Close collaboration between these companies will drive further innovation and ensure long-term revenue streams through on-device productivity AI. For example, the Ray-Ban Meta smart glasses collection uses Qualcomm chipsets to deliver on-glasses AI to reduce network latency and real-time translation capabilities. What was once considered an “entertainment” device will now be seen as a key “productivity” device that offers more than just enhanced photography and a typical voice assistant.
Finally, ABI Research predicts that the market will gradually adopt a “hybrid AI” approach.
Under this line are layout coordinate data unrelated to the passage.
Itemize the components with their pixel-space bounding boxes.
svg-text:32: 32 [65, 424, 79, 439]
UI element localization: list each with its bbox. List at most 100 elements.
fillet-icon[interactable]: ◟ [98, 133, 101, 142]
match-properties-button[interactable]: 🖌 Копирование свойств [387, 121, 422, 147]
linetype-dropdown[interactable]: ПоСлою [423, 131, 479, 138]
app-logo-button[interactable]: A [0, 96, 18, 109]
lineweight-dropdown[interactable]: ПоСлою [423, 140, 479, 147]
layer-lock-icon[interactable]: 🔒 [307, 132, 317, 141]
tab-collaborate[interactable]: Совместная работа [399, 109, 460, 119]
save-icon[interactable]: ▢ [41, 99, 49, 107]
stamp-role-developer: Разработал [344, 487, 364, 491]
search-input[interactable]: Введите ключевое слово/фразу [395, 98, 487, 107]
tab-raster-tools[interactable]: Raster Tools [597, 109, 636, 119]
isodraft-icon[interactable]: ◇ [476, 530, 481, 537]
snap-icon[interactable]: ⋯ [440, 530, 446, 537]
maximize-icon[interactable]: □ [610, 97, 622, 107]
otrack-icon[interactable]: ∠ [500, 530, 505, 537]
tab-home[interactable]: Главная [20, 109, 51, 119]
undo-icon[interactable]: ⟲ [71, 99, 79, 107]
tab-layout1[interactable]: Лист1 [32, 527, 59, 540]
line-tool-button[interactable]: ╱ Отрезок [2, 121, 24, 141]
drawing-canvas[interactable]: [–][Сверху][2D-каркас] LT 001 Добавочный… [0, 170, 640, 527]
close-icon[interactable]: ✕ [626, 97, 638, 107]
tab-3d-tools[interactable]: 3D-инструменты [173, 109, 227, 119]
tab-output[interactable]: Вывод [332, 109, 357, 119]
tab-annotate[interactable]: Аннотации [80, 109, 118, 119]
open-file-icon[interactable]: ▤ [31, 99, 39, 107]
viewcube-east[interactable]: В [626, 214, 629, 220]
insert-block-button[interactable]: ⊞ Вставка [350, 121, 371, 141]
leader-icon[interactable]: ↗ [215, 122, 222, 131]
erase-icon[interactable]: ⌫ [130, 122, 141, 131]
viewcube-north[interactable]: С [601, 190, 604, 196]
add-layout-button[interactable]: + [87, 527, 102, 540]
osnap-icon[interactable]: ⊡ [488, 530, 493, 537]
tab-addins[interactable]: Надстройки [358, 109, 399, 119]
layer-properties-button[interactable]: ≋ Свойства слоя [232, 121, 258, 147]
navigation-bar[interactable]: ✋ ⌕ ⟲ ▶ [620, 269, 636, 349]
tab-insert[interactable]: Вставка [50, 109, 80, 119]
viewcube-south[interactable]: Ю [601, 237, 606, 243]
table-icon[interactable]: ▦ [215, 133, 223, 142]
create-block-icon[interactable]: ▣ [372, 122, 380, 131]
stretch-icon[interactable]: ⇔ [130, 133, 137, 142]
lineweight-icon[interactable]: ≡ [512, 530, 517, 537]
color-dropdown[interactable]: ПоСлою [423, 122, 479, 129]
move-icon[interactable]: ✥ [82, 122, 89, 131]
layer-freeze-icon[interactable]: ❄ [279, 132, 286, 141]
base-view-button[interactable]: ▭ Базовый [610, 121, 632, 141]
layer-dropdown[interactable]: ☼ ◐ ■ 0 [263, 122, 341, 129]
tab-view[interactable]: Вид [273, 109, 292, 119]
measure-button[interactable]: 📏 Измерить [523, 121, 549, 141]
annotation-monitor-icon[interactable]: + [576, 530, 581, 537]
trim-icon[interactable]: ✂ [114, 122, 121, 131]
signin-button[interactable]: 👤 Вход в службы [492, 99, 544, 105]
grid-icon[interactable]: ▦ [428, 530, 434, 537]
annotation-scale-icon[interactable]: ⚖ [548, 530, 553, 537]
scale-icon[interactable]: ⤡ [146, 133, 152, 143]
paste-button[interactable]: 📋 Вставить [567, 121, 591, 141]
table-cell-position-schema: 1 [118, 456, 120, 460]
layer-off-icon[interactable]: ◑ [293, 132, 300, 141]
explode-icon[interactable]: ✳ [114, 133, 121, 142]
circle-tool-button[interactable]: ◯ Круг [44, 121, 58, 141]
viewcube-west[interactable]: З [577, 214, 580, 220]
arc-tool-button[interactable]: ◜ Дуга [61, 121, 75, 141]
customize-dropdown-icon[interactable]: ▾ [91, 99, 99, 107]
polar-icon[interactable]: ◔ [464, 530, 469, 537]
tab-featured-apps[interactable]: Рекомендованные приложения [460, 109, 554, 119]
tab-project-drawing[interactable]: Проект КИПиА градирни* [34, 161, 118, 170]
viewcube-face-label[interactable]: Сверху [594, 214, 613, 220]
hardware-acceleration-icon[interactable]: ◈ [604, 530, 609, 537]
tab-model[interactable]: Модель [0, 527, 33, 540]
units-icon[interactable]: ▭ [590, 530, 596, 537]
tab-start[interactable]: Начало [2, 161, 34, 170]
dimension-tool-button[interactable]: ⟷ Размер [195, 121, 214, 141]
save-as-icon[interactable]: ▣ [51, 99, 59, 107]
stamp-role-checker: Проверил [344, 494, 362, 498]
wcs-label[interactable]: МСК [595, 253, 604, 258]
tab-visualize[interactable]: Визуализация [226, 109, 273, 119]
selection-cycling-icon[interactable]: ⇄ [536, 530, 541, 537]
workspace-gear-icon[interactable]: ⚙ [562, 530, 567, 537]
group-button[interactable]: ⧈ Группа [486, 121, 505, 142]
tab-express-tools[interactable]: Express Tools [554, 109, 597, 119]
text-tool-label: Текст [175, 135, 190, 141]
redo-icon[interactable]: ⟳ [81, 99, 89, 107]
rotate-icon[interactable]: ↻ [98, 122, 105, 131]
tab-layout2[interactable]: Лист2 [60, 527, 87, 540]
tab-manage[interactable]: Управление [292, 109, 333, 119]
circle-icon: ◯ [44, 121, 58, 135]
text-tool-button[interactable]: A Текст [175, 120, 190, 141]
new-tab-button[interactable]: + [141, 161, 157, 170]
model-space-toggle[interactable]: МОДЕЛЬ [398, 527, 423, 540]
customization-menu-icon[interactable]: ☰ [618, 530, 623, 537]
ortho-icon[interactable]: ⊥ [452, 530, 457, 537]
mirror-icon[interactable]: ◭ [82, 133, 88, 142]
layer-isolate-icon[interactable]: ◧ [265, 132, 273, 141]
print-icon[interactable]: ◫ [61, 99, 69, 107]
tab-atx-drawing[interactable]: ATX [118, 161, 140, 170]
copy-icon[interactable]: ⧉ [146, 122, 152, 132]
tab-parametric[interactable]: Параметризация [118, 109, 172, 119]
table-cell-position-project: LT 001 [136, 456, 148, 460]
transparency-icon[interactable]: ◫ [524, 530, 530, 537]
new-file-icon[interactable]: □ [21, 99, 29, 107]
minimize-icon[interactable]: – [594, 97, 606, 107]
In a hybrid AI architecture, AI workloads reside on the edge, in the cloud, or on the device, depending on commercial and technical priorities. For example, in highly data-sensitive applications, model training may occur in the cloud, while inference and fine-tuning may occur on the device leveraging user data, ensuring maximum privacy. By adopting a hybrid AI approach, users can distribute power consumption, reduce memory bottlenecks, and maximize price/performance ratio.
Reece Hayden is a Principal Analyst at ABI Research, where he leads the firm's AI and Machine Learning Research services.